For the last couple months, I’ve been reading people’s status posts and oftentimes thinking, “Wow, the drama.” Or “Why would you post something like that?” You know the type. But recently I realized that it doesn’t matter what people put out there - most posts are either depressing or exuberant. Some are in between, but what I noticed is that most of the happy or sad posts were a reaction. Of course! Well, duh! If you win $50 on Keno, great! If you get in a car accident, mega-bummer! This is how we instinctively think. But if you are truly grateful and truly happy, there is no negative. Period. As the saying goes - There is a reason for everything, though we may not know that reason, now or ever. For me personally, I’ve found that I’m spending way too much time reacting to things I have no control over. And when I stress myself out like that, it affects my mood which affects my health – physically and mentally. And in the end, that’s all we have.

So, today, I’m choosing to be more conscious. I’ve done it before, so I know I’m able. Success is a series of failures. Maybe the Yukon will see 400,000 miles because of this fix. Maybe the apartment complex construction will result in a more serene, comfortable place to live. Maybe I’ll get a raise at work for my efforts. Maybe I’ll find that perfect dress for a decent price. It’s all in the attitude. The perspective. Nothing in life needs to be negative. Nothing.
 
Namaste, my Facebook friends!

Friday, April 17, 2015

The secret of my success

Many of you know I have quite a fondness for sayings. I have a collection of my favorites. There are many that are true inspirations and many others I’ve used as mantras at different times in my life, but this one I have found to be applicable in every facet of my life - work, relationships, running, quitting smoking, yard work... When I was so stressed out from my job, this helped me change my attitude about it. When my marriage was failing, this helped me push through what I needed to do. When I lost my job, this kept me moving in the right direction. Even when I had to let Forest go, this helped me focus and not be selfish.

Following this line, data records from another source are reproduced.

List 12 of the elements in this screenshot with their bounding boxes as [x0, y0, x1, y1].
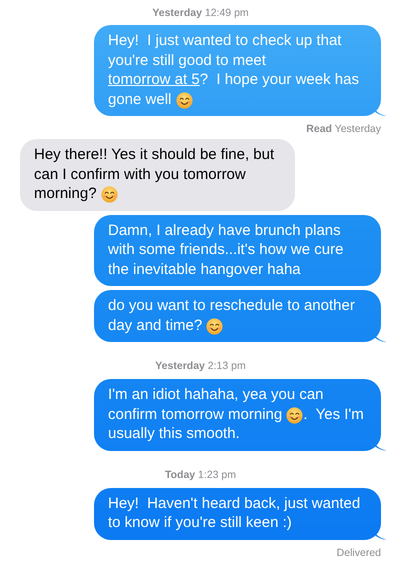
delivery-status: Delivered — [336, 546, 381, 558]
timestamp: Yesterday 12:49 pm — [152, 7, 249, 19]
sent-message: Damn, I already have brunch plans with some friends...it's how we cure the inevitable hangover haha — [94, 214, 381, 286]
delivery-status: Read Yesterday — [306, 123, 381, 135]
date-link[interactable]: tomorrow at 5 — [108, 71, 200, 88]
smiley-icon — [286, 406, 304, 424]
smiley-icon — [176, 92, 193, 108]
smiley-icon — [100, 186, 118, 203]
timestamp: Yesterday 2:13 pm — [155, 360, 246, 372]
smiley-icon — [206, 318, 224, 334]
timestamp: Today 1:23 pm — [164, 468, 236, 480]
received-message: Hey there!! Yes it should be fine, but can I confirm with you tomorrow morning? — [20, 139, 295, 210]
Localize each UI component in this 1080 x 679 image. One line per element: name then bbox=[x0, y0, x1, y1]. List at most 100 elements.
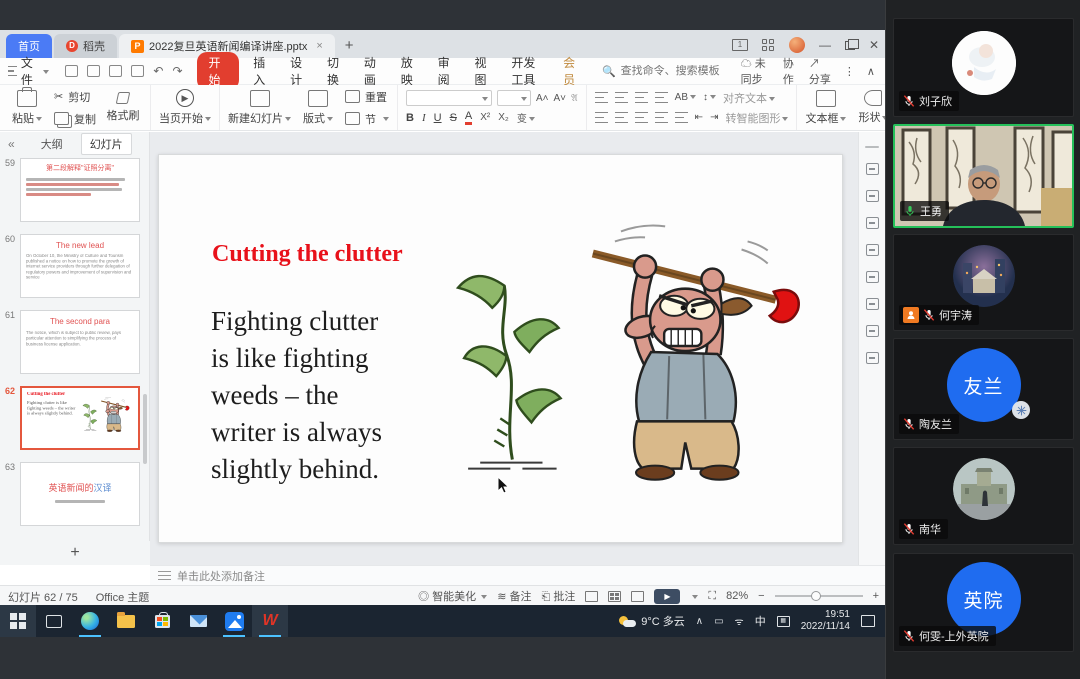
justify-icon[interactable] bbox=[655, 112, 668, 123]
tab-outline[interactable]: 大纲 bbox=[33, 134, 71, 154]
bold-button[interactable]: B bbox=[406, 112, 414, 124]
slideshow-options-caret[interactable] bbox=[692, 595, 698, 602]
participant-tile-3[interactable]: 何宇涛 bbox=[893, 234, 1074, 331]
taskbar-store[interactable] bbox=[144, 605, 180, 637]
new-slide-button[interactable]: 新建幻灯片 bbox=[228, 90, 291, 126]
collapse-panel-button[interactable]: « bbox=[0, 137, 23, 151]
notes-bar[interactable]: 单击此处添加备注 bbox=[150, 565, 885, 585]
numbered-list-icon[interactable] bbox=[615, 92, 628, 103]
italic-button[interactable]: I bbox=[422, 112, 426, 124]
undo-icon[interactable]: ↶ bbox=[153, 64, 163, 78]
reset-button[interactable]: 重置 bbox=[345, 89, 389, 105]
thumbnail-60[interactable]: 60 The new lead On October 10, the Minis… bbox=[20, 234, 150, 298]
superscript-button[interactable]: X² bbox=[480, 112, 490, 123]
minimize-button[interactable]: — bbox=[819, 38, 831, 52]
sorter-view-icon[interactable] bbox=[608, 591, 621, 602]
shapes-button[interactable]: 形状 bbox=[854, 90, 885, 125]
thumbnail-61[interactable]: 61 The second para The notice, which is … bbox=[20, 310, 150, 374]
ime-indicator[interactable]: 中 bbox=[755, 613, 766, 629]
layout-switch-icon[interactable]: 1 bbox=[732, 39, 748, 51]
zoom-in-button[interactable]: + bbox=[873, 590, 879, 602]
zoom-out-button[interactable]: − bbox=[758, 590, 764, 602]
tab-slides[interactable]: 幻灯片 bbox=[81, 133, 132, 155]
comments-toggle[interactable]: ⎗ 批注 bbox=[542, 588, 576, 604]
ribbon-tab-member[interactable]: 会员 bbox=[563, 54, 578, 88]
beautify-button[interactable]: ◎ 智能美化 bbox=[418, 588, 487, 604]
start-button[interactable] bbox=[0, 605, 36, 637]
animation-panel-icon[interactable] bbox=[866, 217, 879, 229]
print-icon[interactable] bbox=[109, 65, 122, 77]
settings-panel-icon[interactable] bbox=[866, 325, 879, 337]
ribbon-tab-transition[interactable]: 切换 bbox=[327, 54, 342, 88]
thumbnail-59[interactable]: 59 第二段解释"证照分离" bbox=[20, 158, 150, 222]
collaborate-button[interactable]: 协作 bbox=[783, 55, 797, 87]
ribbon-tab-devtools[interactable]: 开发工具 bbox=[511, 54, 541, 88]
device-icon[interactable]: ▭ bbox=[714, 616, 723, 627]
align-right-icon[interactable] bbox=[635, 112, 648, 123]
slideshow-button[interactable]: ▶ bbox=[654, 589, 680, 604]
bullet-list-icon[interactable] bbox=[595, 92, 608, 103]
line-spacing-button[interactable]: ↕ bbox=[703, 92, 716, 103]
align-center-icon[interactable] bbox=[615, 112, 628, 123]
thumbnail-scrollbar[interactable] bbox=[143, 394, 147, 464]
ribbon-tab-insert[interactable]: 插入 bbox=[253, 54, 268, 88]
grow-font-icon[interactable]: A˄ bbox=[536, 93, 549, 104]
indent-icon[interactable] bbox=[655, 92, 668, 103]
chart-panel-icon[interactable] bbox=[866, 298, 879, 310]
new-tab-button[interactable]: + bbox=[345, 37, 354, 54]
clock[interactable]: 19:51 2022/11/14 bbox=[801, 609, 850, 634]
copy-button[interactable]: 复制 bbox=[54, 111, 96, 127]
account-avatar[interactable] bbox=[789, 37, 805, 53]
redo-icon[interactable]: ↷ bbox=[172, 64, 182, 78]
participant-tile-1[interactable]: 刘子欣 bbox=[893, 18, 1074, 117]
share-button[interactable]: ↗ 分享 bbox=[809, 55, 832, 87]
close-button[interactable]: ✕ bbox=[869, 38, 879, 52]
font-name-select[interactable] bbox=[406, 90, 492, 106]
cut-button[interactable]: ✂剪切 bbox=[54, 89, 96, 105]
save-icon[interactable] bbox=[65, 65, 78, 77]
layout-button[interactable]: 版式 bbox=[299, 90, 337, 126]
font-size-select[interactable] bbox=[497, 90, 531, 106]
normal-view-icon[interactable] bbox=[585, 591, 598, 602]
workspace-grid-icon[interactable] bbox=[762, 39, 775, 52]
taskbar-mail[interactable] bbox=[180, 605, 216, 637]
tab-close-icon[interactable]: × bbox=[316, 40, 322, 52]
notes-toggle[interactable]: ≋ 备注 bbox=[497, 588, 531, 604]
ribbon-tab-view[interactable]: 视图 bbox=[474, 54, 489, 88]
file-menu[interactable]: 文件 bbox=[0, 54, 57, 88]
add-slide-button[interactable]: + bbox=[0, 541, 150, 565]
task-view-button[interactable] bbox=[36, 605, 72, 637]
search-input[interactable] bbox=[621, 65, 741, 77]
participant-tile-5[interactable]: 南华 bbox=[893, 447, 1074, 545]
taskbar-wps[interactable]: W bbox=[252, 605, 288, 637]
taskbar-edge[interactable] bbox=[72, 605, 108, 637]
more-icon[interactable]: ⋮ bbox=[844, 65, 855, 78]
thumbnail-63[interactable]: 63 英语新闻的汉译 bbox=[20, 462, 150, 526]
history-panel-icon[interactable] bbox=[866, 271, 879, 283]
taskbar-meeting-app[interactable] bbox=[216, 605, 252, 637]
strip-handle[interactable] bbox=[865, 146, 879, 148]
fit-window-icon[interactable]: ⛶ bbox=[708, 590, 716, 603]
char-effect-button[interactable]: 变 bbox=[517, 110, 535, 125]
text-direction-button[interactable]: AB bbox=[675, 92, 696, 103]
align-left-icon[interactable] bbox=[595, 112, 608, 123]
ribbon-tab-animation[interactable]: 动画 bbox=[364, 54, 379, 88]
participant-tile-4[interactable]: 友兰 陶友兰 bbox=[893, 338, 1074, 440]
weather-widget[interactable]: 9°C 多云 bbox=[619, 613, 685, 629]
zoom-slider[interactable] bbox=[775, 595, 863, 597]
action-center-icon[interactable] bbox=[861, 615, 875, 627]
restore-button[interactable] bbox=[845, 41, 855, 50]
smart-graphic-button[interactable]: 转智能图形 bbox=[725, 110, 788, 126]
collapse-ribbon-icon[interactable]: ∧ bbox=[867, 65, 875, 78]
outdent-icon[interactable] bbox=[635, 92, 648, 103]
shrink-font-icon[interactable]: A˅ bbox=[554, 93, 567, 104]
preview-icon[interactable] bbox=[131, 65, 144, 77]
thumbnail-62-selected[interactable]: 62 Cutting the clutter Fighting clutter … bbox=[20, 386, 150, 450]
beautify-panel-icon[interactable] bbox=[866, 163, 879, 175]
distribute-icon[interactable] bbox=[675, 112, 688, 123]
hidden-icons-chevron[interactable]: ∧ bbox=[696, 616, 703, 627]
sync-status[interactable]: ☁ 未同步 bbox=[741, 55, 771, 87]
para-spacing-2-icon[interactable]: ⇥ bbox=[710, 112, 718, 123]
taskbar-explorer[interactable] bbox=[108, 605, 144, 637]
command-search[interactable]: 🔍 bbox=[602, 65, 741, 78]
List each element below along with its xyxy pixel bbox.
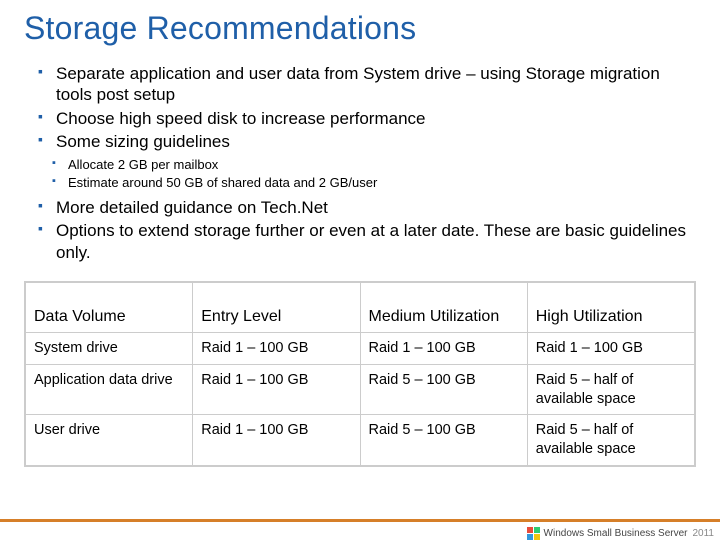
cell: Raid 5 – half of available space bbox=[527, 364, 694, 415]
col-header: Entry Level bbox=[193, 282, 360, 332]
brand-text: Windows Small Business Server bbox=[544, 528, 688, 539]
windows-flag-icon bbox=[527, 527, 540, 540]
brand-logo: Windows Small Business Server 2011 bbox=[527, 527, 714, 540]
sub-bullet-list: Allocate 2 GB per mailbox Estimate aroun… bbox=[24, 156, 696, 191]
bullet-item: Separate application and user data from … bbox=[38, 63, 696, 106]
table-header-row: Data Volume Entry Level Medium Utilizati… bbox=[26, 282, 695, 332]
sub-bullet-item: Estimate around 50 GB of shared data and… bbox=[52, 174, 696, 192]
cell: Raid 1 – 100 GB bbox=[360, 332, 527, 364]
accent-bar bbox=[0, 519, 720, 522]
cell: Raid 1 – 100 GB bbox=[193, 332, 360, 364]
bullet-list: Separate application and user data from … bbox=[24, 63, 696, 152]
table-row: Application data drive Raid 1 – 100 GB R… bbox=[26, 364, 695, 415]
col-header: Data Volume bbox=[26, 282, 193, 332]
slide: Storage Recommendations Separate applica… bbox=[0, 0, 720, 540]
table-row: System drive Raid 1 – 100 GB Raid 1 – 10… bbox=[26, 332, 695, 364]
cell: User drive bbox=[26, 415, 193, 466]
footer: Windows Small Business Server 2011 bbox=[0, 520, 720, 540]
bullet-item: Choose high speed disk to increase perfo… bbox=[38, 108, 696, 129]
cell: Raid 1 – 100 GB bbox=[527, 332, 694, 364]
cell: Raid 5 – 100 GB bbox=[360, 364, 527, 415]
slide-title: Storage Recommendations bbox=[24, 10, 696, 47]
bullet-list: More detailed guidance on Tech.Net Optio… bbox=[24, 197, 696, 263]
cell: Raid 1 – 100 GB bbox=[193, 415, 360, 466]
cell: Raid 5 – half of available space bbox=[527, 415, 694, 466]
bullet-item: Some sizing guidelines bbox=[38, 131, 696, 152]
cell: Raid 1 – 100 GB bbox=[193, 364, 360, 415]
table-row: User drive Raid 1 – 100 GB Raid 5 – 100 … bbox=[26, 415, 695, 466]
brand-year: 2011 bbox=[692, 528, 714, 539]
bullet-item: Options to extend storage further or eve… bbox=[38, 220, 696, 263]
bullet-item: More detailed guidance on Tech.Net bbox=[38, 197, 696, 218]
cell: System drive bbox=[26, 332, 193, 364]
sub-bullet-item: Allocate 2 GB per mailbox bbox=[52, 156, 696, 174]
col-header: Medium Utilization bbox=[360, 282, 527, 332]
cell: Application data drive bbox=[26, 364, 193, 415]
cell: Raid 5 – 100 GB bbox=[360, 415, 527, 466]
storage-table: Data Volume Entry Level Medium Utilizati… bbox=[24, 281, 696, 467]
col-header: High Utilization bbox=[527, 282, 694, 332]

Success is a relative term. It doesn’t solely apply to work, income or possessions. Success to me is being happy in your life. It doesn’t matter what you do or what you have or who you’re with or where you are. Those are the specifics which are up to you and if you are truly happy then you have succeeded. When circumstances change and you are no longer happy then you need to make a change in order to get back to success. Unfortunately, we are creatures of habit. It’s so much easier to do what you always do. Or, in clearer terms, to do nothing. How does that make you feel? Comfortable. How would you feel if you pushed towards happiness? Scared. How would you feel if you pushed towards happiness and succeeded? Elated!

Circumstances change all the time. I want to be able to go with the flow and this helps me stay on the road to my success. I read this every day and live by it to the best of my ability every day.

Namaste, my friends!

Do what needs to be done. Say what needs to be said. Listen to the things you need to hear. Learn what you need to learn. Explain what you need to explain.

Rather than constructing elaborate methods for avoiding these things, or elaborate excuses to evade them, just get them done. Instead of letting things slip and continue to weigh you down, get them done and let your actions energize you. The avoidance of effort is just as difficult as effort itself yet avoidance accomplishes nothing positive.

Success is not always easy, yet it is, for the most part, simple. The way to accomplishment is not hidden. It is in plain view. You can see what must be done. Stop fretting. Quit worrying. Don’t complain. You know what you need to do. So, do it.